The presence of the manual handbrake in new cars has continued to decline with just one-in-10 new models equipped with the ‘traditional’ feature.
In fact, 91 per cent of new models use an electronic handbrake instead, with consumers having 61 per cent fewer models to choose from with a manual handbrake compared to four years ago.
Previously, data from CarGurus showed that Abarth was the only mainstream manufacturer which offered a manual handbrake on all of its models. However, this has changed with the introduction of the electric Abarth 500e, which uses an electronic version instead.
A number of cars have dropped off from the manual handbrake list, too, including the Ford Fiesta, Ford EcoSport and Renault Clio with the vast majority of new models now using an electronic handbrake.
The brands which offer the highest percentage of manual handbrakes include Suzuki – which has five of seven models with a manual handbrake – as well as Abarth, Dacia, Fiat and Ssangyong.
Chris Knapman, CarGurus UK Editorial Director, said: “It seems the writing’s on the wall for the fabled manual handbrake as the percentage of new cars equipped with one dips into single figures.
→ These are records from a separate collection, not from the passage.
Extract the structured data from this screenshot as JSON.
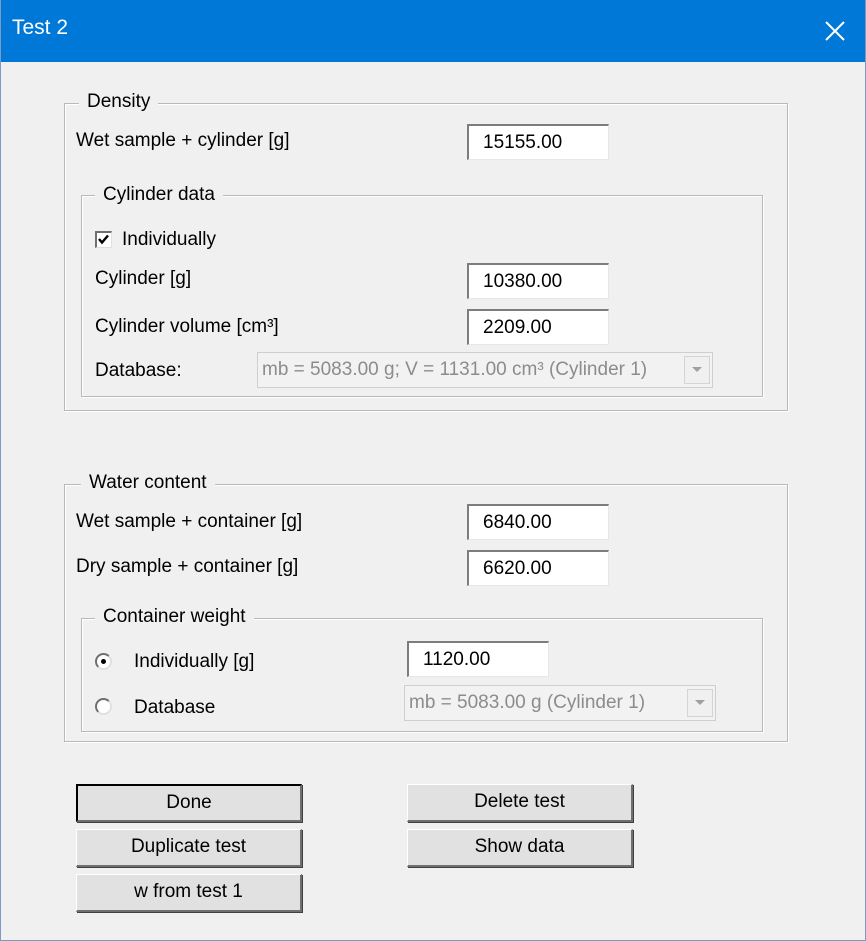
{
  "window": {
    "title": "Test 2",
    "close_icon": "close-icon"
  },
  "density": {
    "legend": "Density",
    "wet_sample_label": "Wet sample + cylinder [g]",
    "wet_sample_value": "15155.00",
    "cylinder_data": {
      "legend": "Cylinder data",
      "individually_label": "Individually",
      "individually_checked": true,
      "cylinder_label": "Cylinder [g]",
      "cylinder_value": "10380.00",
      "volume_label": "Cylinder volume [cm³]",
      "volume_value": "2209.00",
      "database_label": "Database:",
      "database_value": "mb = 5083.00 g; V = 1131.00 cm³ (Cylinder 1)"
    }
  },
  "water_content": {
    "legend": "Water content",
    "wet_label": "Wet sample + container [g]",
    "wet_value": "6840.00",
    "dry_label": "Dry sample + container [g]",
    "dry_value": "6620.00",
    "container_weight": {
      "legend": "Container weight",
      "individually_label": "Individually [g]",
      "individually_value": "1120.00",
      "database_label": "Database",
      "database_value": "mb = 5083.00 g (Cylinder 1)",
      "selected": "individually"
    }
  },
  "buttons": {
    "done": "Done",
    "delete_test": "Delete test",
    "duplicate_test": "Duplicate test",
    "show_data": "Show data",
    "w_from_test": "w from test 1"
  }
}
“This once universal feature is now largely reserved for smaller and more affordable petrol-powered cars, including the Kia Picanto and Mazda2. However, the reality is that there’s every chance we will see the manual handbrake become extinct on mainstream cars by the end of the decade.”
Since the first instalment of the CarGurus Manual Handbrake Report in 2018, the percentage of cars with a manual handbrake has fallen from 37 per cent to just nine per cent.